The state’s Senate on Tuesday overwhelmingly passed legislation that would require food manufacturers to label products that contain genetically engineered ingredients such as GM corn. The bill sailed through on a 35-1 vote, and now moves to the state House.

From the Connecticut Post:

Speaker of the House J. Brendan Sharkey [D] wants to support legislation that would require the labeling of products that contain genetically modified organisms.

But he’s not sure whether the House will approve the version approved in the state Senate late Tuesday night that would depend on three nearby states to approve similar legislation by July of 2015.

Sharkey, in an interview near the House podium around the time the Senate was approving the bill, said his majority caucus met behind closed doors earlier in the day to discuss the controversial measure.

“The caucus confirmed my own sense that obviously we want to do something,” Sharkey said. “My concern all along has been the question of whether Connecticut should put itself out on its own, requiring this labeling and whether that puts us at an economic disadvantage being the first and only state to do this.”

Unlike 64 other countries, the U.S. lacks any labeling laws for GMO food (though Americans who want to avoid it could do so by buying certified organics). Some countries outright ban GMOs — officials in Hungary just burned 1,000 acres of Monsanto’s genetically engineered corn after new crop-testing regulations led to its discovery.

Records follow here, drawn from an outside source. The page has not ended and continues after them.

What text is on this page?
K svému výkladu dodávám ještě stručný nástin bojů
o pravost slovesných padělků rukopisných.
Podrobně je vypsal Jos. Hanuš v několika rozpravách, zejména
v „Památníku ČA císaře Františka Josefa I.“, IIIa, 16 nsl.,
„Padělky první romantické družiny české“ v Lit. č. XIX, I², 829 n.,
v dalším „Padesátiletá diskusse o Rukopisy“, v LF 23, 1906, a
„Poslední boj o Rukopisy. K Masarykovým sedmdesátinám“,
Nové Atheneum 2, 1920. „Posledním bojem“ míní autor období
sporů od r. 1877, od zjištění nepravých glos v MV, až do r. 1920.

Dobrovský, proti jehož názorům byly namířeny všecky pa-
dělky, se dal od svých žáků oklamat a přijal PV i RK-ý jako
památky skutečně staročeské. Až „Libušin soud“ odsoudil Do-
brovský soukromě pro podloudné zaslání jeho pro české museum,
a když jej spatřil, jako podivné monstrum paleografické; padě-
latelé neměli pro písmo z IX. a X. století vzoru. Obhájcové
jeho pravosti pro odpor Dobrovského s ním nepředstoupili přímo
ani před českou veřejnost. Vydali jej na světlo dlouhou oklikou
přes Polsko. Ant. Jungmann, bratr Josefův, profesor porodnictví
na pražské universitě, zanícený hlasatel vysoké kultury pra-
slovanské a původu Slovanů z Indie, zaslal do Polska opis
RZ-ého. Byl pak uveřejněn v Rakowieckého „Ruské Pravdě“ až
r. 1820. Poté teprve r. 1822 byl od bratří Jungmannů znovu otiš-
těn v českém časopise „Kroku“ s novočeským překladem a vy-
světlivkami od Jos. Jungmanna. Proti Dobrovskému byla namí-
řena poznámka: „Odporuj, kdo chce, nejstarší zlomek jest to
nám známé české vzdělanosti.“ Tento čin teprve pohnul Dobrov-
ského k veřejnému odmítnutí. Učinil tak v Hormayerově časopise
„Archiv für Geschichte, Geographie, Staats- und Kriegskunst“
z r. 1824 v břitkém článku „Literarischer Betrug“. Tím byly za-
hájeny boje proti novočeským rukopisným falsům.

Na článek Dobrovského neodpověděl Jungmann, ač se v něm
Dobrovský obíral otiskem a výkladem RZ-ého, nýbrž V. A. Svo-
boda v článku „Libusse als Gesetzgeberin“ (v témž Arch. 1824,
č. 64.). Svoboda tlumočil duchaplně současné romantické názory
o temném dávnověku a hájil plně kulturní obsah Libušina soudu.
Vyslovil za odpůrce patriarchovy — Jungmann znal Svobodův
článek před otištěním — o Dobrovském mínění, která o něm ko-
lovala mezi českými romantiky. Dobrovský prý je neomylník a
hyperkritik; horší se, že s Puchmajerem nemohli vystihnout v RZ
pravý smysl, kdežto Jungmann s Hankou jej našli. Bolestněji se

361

So lawmakers in Connecticut, Vermont, and elsewhere are trying to take matters into their own hands, pushing forward with state-level labeling legislation. Bills in both of those New England states are cautious, setting long timeframes for the start of a ban and including caveats based on whether other states adopt similar laws. That caution is a response to fears of lawsuits from the powerful food and ag industry, which opposes GMO labeling.